The most likely causes, says the report, were inadvertent engagement of the autopilot when engagement of the yaw damper only was intended, or a pitch trim runaway. The NTSB believes either of these problems were containable if the crew had been appropriately trained.

An additional recommendation specific to the aircraft series is that Cessna should "redesign and retrofit the yaw damper and autopilot switches on the autopilot control panel to make them easily distinguishable and to guard against unintentional pilot activation".

At present they are next to each other, identical in form and operation, and unguarded. It asks the FAA to require that Cessna modify the Citation series to incorporate an aural indication when the pitch trim is in motion, and an easily identifiable circuit breaker to enable the pilots to isolate a runway trim. Finally, the NTSB wants the FAA to check that other types do not have the same autopilot control design vulnerability.

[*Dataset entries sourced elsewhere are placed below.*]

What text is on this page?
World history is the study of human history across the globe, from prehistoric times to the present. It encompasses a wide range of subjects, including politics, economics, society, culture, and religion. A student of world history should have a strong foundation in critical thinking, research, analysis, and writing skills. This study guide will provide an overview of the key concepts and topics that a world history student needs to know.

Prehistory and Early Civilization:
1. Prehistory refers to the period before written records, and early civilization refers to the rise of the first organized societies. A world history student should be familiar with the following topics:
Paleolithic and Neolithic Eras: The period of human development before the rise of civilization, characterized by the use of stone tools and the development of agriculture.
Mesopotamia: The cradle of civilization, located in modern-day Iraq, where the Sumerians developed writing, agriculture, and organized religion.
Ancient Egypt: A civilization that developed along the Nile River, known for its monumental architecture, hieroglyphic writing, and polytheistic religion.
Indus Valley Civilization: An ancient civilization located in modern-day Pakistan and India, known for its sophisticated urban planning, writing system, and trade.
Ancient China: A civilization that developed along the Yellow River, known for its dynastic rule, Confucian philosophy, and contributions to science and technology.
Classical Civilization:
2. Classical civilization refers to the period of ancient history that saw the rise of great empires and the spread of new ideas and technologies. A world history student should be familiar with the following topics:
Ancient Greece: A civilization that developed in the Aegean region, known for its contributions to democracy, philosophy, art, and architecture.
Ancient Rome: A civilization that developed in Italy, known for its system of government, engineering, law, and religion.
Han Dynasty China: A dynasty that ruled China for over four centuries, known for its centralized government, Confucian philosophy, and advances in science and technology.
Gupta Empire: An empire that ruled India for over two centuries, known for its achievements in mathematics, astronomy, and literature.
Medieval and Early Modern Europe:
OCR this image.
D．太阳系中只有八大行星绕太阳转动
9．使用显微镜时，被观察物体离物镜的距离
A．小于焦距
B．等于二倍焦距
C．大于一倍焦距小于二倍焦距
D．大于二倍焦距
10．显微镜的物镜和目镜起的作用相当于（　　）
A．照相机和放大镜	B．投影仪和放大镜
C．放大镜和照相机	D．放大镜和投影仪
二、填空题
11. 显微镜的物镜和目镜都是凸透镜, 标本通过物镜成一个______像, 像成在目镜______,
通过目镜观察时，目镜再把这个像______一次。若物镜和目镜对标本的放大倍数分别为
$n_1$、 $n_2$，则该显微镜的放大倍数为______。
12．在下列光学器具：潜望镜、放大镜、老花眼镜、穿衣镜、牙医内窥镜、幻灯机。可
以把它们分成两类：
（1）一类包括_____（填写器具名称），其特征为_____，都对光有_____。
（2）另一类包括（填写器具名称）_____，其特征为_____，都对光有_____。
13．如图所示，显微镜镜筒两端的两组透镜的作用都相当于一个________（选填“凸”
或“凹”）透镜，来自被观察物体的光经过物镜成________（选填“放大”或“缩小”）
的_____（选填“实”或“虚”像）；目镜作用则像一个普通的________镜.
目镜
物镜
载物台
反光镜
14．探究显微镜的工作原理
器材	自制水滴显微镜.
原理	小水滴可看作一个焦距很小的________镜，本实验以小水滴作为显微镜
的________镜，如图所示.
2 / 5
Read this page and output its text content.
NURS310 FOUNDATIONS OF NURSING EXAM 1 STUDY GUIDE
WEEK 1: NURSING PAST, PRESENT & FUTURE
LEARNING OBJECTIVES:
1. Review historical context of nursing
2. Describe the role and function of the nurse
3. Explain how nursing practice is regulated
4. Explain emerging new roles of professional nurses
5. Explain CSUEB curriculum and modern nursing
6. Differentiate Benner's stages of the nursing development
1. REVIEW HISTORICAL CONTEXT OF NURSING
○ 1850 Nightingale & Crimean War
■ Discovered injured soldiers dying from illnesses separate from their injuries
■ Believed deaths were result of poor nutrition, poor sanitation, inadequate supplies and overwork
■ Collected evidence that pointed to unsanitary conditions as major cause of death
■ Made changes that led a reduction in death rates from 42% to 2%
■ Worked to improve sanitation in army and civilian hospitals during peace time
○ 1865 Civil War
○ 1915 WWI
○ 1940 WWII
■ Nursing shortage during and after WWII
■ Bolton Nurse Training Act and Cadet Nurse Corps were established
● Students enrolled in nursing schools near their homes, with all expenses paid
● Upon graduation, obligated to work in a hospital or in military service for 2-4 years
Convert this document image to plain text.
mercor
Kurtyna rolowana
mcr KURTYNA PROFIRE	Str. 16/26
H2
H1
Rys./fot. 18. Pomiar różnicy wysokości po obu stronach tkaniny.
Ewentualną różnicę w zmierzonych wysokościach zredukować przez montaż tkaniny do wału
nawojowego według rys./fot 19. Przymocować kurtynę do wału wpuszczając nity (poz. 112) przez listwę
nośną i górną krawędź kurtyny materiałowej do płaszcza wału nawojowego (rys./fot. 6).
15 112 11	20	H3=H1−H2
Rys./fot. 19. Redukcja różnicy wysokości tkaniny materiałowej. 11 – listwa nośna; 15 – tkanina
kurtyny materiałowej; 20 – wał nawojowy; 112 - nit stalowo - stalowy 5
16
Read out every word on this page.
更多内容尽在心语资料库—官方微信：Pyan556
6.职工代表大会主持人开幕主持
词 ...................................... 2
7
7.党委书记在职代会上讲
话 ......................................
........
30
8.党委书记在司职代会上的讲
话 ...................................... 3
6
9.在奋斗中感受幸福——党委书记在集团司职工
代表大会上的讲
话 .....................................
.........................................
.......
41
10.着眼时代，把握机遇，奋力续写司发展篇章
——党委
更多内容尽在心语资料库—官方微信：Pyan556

The report has generated a host of other recommendations mainly aimed at the Part 135 on-demand charter sector, but also at Part 91. Two of these, if the FAA were to accept them, would be controversial in the industry. One would require operators to provide their customers, when a business agreement or contract has been completed, with FAA contact information to enable them to express concerns about flight safety if they had any.

The other would require operators to notify the FAA of "specific adverse financial events, such as bankruptcy, court judgments related to non-payment of recurring expenses, or termination of a credit agreement or contract by a vendor for reasons of late payment or nonpayment".

The NTSB comments: "Upon receipt of such information, [FAA] inspectors should increase their oversight of operators who appear to be in financial distress."